While Daniels believes the city and county have made strides in recent years, she would like to accelerate efforts to expand shelter options and create more housing. Like Johnson, Daniels also has painful personal experience; in February 2020, her cousin passed away while staying at a shelter. To hear her tell it, the crux of the problem is the lack of resources and political will.
Daniels said housing should be seen as a right — whether it means building more affordable and permanent supportive housing in the long term or creating more shelter beds in the short term — and the city must also put a greater focus on homelessness prevention efforts. Building partnerships and maximizing funding and investments will be essential, she added. It’s a pragmatic approach, rooted in humanity and reality.
“Before we talk about banning camping, we have got to make sure that we have enough beds for the people that we have on the streets,” Daniels said. “And the reality is right now we don’t have enough beds.”
While whoever is eventually elected to represent at-large District 6 will have far more to contend with than the city’s homelessness crisis — like budgets, police reform and key zoning decisions — there’s a reason the candidates’ views on the subject get top billing in this endorsement. Tacoma residents have identified the crisis as the most important issue facing the city over the next decade, and without new ideas and new commitments to solving it, the situation is unlikely to improve. The status quo isn’t working, and the at-large District 6 position — which represents the entire city — can be a platform to shake things up.
Johnson gives a voice to the anger and frustration that many people justifiably feel, but even when his emotions resonate, his ideas for addressing the problem fall short. Homelessness is a crisis that society created, with real people and real lives at its heart. It’s not something that can be rounded up and moved along, as appealing as that might sound to some.
To his credit, however, Johnson is right about one thing: Something must change.
We believe Daniels’ real-world experience, attention to detail and underdog fight make her best equipped to help make that happen.

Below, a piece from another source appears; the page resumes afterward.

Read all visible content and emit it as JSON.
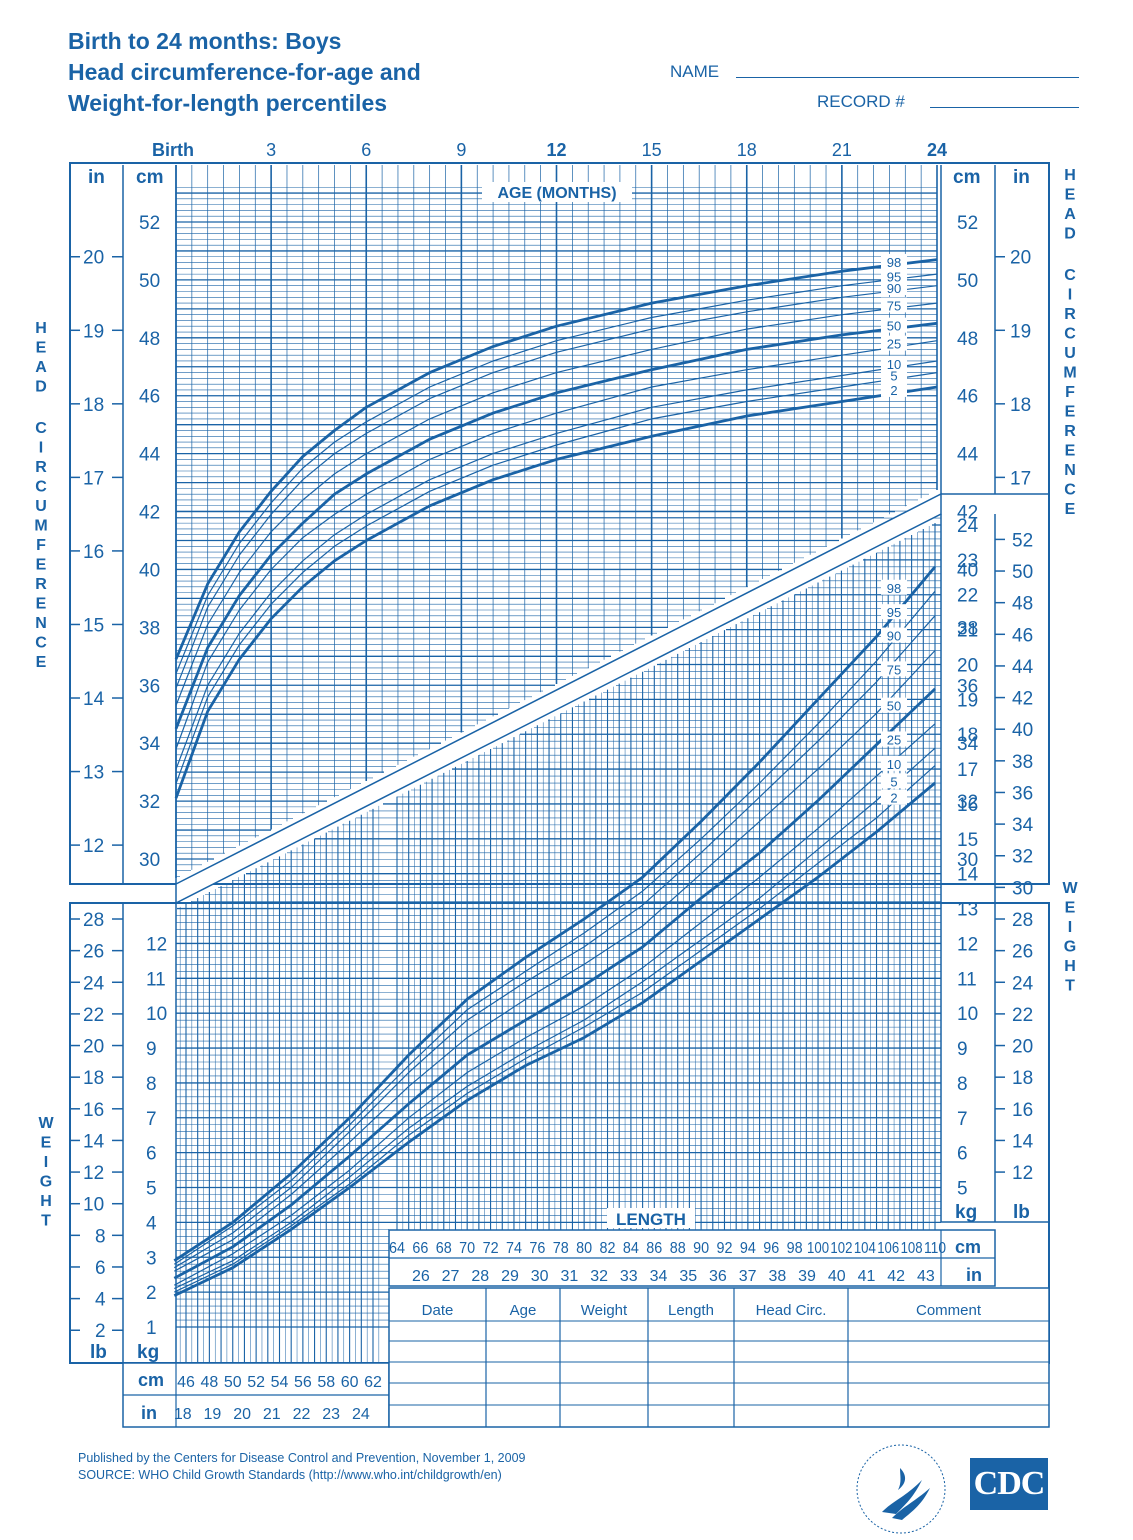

But it won’t be easy: To succeed, she’ll need to push the city beyond familiar talking points and distinguish her own voice on the council.
News Tribune election endorsements reflect the views of our Editorial Board and are written by interim opinion editor Matt Driscoll. Other board members are: Stephanie Pedersen, News Tribune president and editor; Jim Walton, community representative; and Pamela Transue, a community representative who serves during election season.